Perspectives d’une démocratie européenne transnationale, vues par Jo Leinen, Président du Mouvement européen international.

En préparation des élections européennes de 2014, plusieurs partis ont fait campagne sur des thèmes liés à la démocratisation plus poussée de l’Union européenne (UE). Mais comme le système politique de l’UE se conforme d’ores et déjà aux normes démocratiques comparables à celles des États membres, la manière avec laquelle il fallait procéder pour atteindre cet objectif demeurait vague. Le progrès peut et devrait toutefois être accompagnée d’une réforme des partis politiques européens.

Sauf quelques exceptions, tout acte juridique européen doit être approuvé par le Parlement européen, organe élu au suffrage universel direct. Comme dans d’autres systèmes fédéraux, la seconde chambre, les États membres, sont eux aussi tenus de se mettre d’accord à la majorité au Conseil. Le Traité de Lisbonne a davantage lié l’organe démocratique, le Parlement européen, à l’élection du président de la Commission européenne.
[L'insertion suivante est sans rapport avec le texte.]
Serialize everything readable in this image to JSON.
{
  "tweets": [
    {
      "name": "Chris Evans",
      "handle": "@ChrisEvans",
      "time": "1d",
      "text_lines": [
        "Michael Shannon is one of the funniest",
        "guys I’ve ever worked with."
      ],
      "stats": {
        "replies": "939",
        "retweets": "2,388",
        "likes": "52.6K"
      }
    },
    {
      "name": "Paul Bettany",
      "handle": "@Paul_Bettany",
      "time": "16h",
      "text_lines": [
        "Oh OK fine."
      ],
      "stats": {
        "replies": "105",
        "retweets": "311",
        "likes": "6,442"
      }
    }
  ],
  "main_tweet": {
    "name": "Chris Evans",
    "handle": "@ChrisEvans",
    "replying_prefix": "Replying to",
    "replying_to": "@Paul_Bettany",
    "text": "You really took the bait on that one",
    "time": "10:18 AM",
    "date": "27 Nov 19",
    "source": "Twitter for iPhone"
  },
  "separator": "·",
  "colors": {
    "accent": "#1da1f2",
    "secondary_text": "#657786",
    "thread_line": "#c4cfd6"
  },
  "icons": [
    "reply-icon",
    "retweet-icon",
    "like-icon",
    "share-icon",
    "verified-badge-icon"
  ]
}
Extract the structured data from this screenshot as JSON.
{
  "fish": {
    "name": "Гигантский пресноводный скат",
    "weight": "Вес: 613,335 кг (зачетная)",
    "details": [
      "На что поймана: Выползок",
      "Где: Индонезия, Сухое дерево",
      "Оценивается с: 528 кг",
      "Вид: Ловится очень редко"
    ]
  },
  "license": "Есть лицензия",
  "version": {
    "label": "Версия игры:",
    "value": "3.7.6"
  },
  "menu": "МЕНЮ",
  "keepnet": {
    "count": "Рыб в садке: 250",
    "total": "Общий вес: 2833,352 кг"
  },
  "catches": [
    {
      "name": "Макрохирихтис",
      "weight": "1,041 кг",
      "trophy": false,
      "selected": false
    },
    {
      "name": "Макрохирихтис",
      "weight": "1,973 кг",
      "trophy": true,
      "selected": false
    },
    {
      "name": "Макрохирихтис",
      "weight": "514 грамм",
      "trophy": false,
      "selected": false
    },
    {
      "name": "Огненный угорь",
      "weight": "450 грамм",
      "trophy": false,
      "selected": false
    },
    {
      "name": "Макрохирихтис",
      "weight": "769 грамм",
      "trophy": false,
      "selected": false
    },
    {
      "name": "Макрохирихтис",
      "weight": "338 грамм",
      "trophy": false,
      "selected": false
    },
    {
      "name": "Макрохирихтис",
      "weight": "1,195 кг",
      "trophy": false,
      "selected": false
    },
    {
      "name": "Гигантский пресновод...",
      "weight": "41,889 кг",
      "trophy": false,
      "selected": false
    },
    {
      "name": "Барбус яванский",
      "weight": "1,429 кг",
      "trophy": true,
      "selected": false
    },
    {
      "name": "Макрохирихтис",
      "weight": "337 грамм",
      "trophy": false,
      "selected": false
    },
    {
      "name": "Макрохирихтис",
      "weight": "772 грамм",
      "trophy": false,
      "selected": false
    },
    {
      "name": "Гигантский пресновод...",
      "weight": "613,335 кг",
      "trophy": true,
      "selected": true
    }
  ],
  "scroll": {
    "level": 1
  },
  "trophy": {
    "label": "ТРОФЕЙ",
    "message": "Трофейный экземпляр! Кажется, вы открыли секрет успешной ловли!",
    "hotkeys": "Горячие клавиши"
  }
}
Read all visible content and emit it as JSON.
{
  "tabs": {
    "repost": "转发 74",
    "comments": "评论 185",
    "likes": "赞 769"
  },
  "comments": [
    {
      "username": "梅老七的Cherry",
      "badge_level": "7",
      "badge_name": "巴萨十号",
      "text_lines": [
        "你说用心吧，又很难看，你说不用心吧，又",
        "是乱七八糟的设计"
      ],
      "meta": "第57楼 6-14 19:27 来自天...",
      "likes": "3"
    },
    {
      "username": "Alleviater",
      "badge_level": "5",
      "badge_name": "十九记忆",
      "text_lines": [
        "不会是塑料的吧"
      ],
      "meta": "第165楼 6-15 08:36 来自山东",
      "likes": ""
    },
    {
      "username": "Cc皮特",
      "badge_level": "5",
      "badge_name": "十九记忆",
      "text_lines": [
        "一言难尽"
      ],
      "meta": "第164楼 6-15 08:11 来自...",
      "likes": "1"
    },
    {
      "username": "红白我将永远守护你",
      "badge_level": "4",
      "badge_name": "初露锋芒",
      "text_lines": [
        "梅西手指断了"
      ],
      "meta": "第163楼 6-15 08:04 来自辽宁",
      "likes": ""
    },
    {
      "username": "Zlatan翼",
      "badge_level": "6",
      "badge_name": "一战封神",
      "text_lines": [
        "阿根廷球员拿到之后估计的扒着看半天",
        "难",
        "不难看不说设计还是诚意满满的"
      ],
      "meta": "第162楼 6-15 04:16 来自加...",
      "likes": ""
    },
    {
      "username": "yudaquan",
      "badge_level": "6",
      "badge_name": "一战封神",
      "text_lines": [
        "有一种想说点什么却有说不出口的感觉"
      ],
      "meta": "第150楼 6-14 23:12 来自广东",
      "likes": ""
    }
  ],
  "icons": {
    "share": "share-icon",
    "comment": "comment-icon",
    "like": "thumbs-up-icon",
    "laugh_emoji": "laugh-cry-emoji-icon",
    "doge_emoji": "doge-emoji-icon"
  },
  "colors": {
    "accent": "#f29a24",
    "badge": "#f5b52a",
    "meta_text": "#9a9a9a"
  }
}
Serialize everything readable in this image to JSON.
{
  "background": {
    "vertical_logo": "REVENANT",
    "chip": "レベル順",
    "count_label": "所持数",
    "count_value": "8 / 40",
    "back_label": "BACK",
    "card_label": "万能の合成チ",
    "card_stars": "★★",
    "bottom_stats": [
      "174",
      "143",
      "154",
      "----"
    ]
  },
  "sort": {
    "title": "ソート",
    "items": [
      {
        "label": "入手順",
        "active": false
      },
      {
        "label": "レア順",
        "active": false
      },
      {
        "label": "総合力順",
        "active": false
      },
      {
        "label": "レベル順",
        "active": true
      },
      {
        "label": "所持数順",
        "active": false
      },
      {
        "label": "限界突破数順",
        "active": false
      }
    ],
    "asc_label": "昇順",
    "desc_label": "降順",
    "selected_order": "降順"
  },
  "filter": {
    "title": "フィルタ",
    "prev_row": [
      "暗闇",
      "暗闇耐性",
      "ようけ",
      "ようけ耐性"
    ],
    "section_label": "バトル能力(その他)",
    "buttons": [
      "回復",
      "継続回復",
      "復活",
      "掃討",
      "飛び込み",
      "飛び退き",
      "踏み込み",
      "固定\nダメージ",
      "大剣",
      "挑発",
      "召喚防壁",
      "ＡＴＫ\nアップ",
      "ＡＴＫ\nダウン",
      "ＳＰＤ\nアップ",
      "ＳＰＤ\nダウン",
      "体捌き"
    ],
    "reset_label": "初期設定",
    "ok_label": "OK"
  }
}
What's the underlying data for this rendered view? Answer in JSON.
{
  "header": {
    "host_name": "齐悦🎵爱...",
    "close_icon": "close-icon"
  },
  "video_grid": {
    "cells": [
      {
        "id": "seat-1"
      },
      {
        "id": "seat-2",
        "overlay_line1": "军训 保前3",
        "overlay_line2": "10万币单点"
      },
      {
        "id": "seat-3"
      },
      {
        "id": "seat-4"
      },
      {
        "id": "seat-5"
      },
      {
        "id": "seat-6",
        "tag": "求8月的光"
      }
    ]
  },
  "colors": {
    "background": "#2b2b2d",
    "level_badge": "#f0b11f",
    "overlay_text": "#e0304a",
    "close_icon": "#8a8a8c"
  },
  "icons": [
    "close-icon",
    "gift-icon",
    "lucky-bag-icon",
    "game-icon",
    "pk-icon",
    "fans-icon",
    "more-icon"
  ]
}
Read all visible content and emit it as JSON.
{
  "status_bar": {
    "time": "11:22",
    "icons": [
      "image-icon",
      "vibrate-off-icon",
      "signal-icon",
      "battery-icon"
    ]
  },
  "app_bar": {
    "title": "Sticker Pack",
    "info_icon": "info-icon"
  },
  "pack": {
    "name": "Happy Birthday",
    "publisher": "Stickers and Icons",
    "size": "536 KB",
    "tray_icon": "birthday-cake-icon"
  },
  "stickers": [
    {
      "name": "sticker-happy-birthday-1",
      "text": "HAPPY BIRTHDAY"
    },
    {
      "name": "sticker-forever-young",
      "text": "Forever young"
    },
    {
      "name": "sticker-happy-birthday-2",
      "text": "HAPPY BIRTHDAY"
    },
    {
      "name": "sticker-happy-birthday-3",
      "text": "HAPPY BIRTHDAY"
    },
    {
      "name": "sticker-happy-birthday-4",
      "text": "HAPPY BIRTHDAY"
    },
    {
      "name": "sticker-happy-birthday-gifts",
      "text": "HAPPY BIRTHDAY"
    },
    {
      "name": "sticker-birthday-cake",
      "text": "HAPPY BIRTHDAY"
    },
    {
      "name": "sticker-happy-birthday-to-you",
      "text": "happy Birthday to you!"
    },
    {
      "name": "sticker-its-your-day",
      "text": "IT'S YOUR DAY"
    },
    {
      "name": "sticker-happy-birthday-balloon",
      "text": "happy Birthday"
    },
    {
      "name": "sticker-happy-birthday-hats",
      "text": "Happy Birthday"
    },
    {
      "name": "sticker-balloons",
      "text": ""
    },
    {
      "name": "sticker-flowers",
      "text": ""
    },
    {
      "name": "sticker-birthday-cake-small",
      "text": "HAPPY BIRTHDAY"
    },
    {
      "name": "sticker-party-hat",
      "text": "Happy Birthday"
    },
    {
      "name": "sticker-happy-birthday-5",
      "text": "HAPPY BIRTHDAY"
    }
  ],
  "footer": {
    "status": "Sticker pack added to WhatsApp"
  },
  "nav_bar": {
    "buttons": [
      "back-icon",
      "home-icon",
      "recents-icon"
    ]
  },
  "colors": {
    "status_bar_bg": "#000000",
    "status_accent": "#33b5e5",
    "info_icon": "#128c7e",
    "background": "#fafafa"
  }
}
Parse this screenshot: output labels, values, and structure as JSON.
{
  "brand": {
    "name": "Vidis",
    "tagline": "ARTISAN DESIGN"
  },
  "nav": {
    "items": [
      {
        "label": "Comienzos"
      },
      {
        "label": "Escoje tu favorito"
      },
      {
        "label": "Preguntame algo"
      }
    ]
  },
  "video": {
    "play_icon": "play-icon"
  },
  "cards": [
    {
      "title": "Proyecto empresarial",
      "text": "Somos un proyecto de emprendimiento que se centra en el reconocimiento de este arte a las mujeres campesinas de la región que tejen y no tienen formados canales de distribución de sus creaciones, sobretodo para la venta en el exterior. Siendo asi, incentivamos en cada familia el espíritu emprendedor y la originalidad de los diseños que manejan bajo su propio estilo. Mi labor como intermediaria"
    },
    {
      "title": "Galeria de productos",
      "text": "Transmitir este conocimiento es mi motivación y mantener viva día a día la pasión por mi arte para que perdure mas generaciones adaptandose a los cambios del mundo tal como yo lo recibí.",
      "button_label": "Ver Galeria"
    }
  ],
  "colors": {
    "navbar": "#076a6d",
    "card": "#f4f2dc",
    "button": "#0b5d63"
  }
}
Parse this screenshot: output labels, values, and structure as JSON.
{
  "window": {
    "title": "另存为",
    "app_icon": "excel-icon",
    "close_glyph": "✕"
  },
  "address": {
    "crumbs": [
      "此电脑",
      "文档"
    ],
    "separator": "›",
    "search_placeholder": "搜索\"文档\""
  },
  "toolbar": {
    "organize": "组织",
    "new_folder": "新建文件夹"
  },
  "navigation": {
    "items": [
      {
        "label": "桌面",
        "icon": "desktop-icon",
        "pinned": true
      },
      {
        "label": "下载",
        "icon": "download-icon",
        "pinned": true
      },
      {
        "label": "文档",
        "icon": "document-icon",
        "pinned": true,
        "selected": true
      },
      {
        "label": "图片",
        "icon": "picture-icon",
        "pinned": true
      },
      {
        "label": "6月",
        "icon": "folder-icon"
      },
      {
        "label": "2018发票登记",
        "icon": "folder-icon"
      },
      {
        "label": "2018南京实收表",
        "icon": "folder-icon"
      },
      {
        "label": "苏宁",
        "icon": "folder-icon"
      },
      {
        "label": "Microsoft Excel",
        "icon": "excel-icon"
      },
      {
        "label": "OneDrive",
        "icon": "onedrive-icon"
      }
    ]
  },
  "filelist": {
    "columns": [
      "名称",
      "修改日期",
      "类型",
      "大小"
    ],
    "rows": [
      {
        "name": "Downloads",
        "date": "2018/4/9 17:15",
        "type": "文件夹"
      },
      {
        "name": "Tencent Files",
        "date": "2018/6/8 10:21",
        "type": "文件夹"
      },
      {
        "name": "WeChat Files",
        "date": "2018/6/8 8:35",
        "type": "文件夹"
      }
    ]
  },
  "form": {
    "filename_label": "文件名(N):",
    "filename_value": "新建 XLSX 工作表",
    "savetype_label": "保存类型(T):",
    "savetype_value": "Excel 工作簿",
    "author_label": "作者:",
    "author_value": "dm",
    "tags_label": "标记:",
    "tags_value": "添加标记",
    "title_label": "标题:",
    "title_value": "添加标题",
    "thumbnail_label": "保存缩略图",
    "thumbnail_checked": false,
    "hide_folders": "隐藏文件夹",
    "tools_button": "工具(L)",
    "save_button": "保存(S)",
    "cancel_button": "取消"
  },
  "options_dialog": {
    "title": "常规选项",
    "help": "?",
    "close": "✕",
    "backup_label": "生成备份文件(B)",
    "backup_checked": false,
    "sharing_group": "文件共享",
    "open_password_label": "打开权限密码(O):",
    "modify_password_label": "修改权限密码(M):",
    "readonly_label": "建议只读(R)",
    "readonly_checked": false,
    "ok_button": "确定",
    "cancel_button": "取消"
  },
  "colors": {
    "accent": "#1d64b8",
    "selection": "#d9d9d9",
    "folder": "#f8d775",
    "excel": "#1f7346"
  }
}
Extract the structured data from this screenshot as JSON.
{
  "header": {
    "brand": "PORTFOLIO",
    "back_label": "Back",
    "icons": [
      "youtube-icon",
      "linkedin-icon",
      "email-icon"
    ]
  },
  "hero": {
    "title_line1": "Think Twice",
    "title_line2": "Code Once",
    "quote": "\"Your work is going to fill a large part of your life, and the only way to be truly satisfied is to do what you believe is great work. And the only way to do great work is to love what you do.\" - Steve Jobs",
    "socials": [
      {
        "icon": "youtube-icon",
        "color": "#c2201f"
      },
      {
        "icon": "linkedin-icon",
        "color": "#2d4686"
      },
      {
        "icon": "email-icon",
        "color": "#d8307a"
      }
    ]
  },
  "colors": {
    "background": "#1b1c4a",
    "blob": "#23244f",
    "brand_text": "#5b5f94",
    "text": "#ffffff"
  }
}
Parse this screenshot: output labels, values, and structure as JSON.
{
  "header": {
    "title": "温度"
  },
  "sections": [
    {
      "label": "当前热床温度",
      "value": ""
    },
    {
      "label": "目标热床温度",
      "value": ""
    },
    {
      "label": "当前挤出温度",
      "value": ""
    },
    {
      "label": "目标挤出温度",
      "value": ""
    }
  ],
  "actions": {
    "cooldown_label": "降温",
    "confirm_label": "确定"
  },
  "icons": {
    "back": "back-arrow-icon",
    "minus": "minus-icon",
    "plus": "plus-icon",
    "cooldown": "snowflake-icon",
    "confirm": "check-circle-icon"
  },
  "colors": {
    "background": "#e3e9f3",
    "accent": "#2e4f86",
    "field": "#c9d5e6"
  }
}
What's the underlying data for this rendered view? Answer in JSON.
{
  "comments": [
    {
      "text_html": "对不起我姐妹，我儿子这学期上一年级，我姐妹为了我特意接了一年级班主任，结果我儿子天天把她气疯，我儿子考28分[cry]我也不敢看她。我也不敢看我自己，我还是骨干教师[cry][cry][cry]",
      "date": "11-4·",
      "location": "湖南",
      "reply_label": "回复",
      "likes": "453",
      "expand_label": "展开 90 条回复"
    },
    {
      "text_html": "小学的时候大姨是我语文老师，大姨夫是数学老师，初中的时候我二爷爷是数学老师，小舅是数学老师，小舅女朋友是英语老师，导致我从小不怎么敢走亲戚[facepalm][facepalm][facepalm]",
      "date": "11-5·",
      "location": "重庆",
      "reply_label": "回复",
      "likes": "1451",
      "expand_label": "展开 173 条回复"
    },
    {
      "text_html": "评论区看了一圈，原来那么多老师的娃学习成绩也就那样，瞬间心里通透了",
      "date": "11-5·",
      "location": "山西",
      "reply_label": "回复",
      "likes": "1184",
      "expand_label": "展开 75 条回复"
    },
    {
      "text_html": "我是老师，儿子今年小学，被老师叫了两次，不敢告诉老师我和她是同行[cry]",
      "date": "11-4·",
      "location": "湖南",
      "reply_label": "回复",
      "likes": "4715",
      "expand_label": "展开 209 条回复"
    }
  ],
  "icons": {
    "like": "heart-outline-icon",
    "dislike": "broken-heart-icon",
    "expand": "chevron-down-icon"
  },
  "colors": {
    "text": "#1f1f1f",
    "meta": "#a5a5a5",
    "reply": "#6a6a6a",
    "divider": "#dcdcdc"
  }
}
Mais cela ne veut en aucun cas dire que ce système ne pourrait pas être amélioré. L’abolition de ce qui reste du vote à l’unanimité au sein du Conseil ou quelques procédures législatives, où le Parlement ne joue pas de rôle ou un rôle purement consultatif en sont des exemples. Néanmoins, il existe un potentiel inexploité en ce qui concerne un véritable esprit de démocratie européenne : pour cela, les partis nationaux qui réclament plus de démocratisation de l’UE devraient mutualiser leurs efforts au niveau européen.

Dans toute démocratie représentative, mais surtout dans les systèmes de régime parlementaire, les partis politiques jouent un rôle essentiel. En tant qu’intermédiaires entre la société civile et les institutions politiques, ils sont indispensables pour assurer la défense des intérêts de leurs électeurs. Même si ce n’est pas forcément au sens traditionnel du terme, les partis existent déjà depuis un moment au niveau européen.

Des partis comme le PES (le Parti des Socialistes Européens depuis 1992), PPE (Parti Populaire Européen depuis 1976), ALDE (Alliance des démocrates et des libéraux pour l’Europe depuis 1976), PVE (Parti vert européen depuis 2004) n’ont pas les moyens, le statut juridique ni les pouvoirs pour assumer de manière efficace le rôle classique des partis politiques, qui continue à être rempli par les partis nationaux. Il est particulièrement difficile de définir de manière efficace les programmes électoraux, mener des campagnes et tenir ainsi un débat politique qui dépasse les frontières nationales.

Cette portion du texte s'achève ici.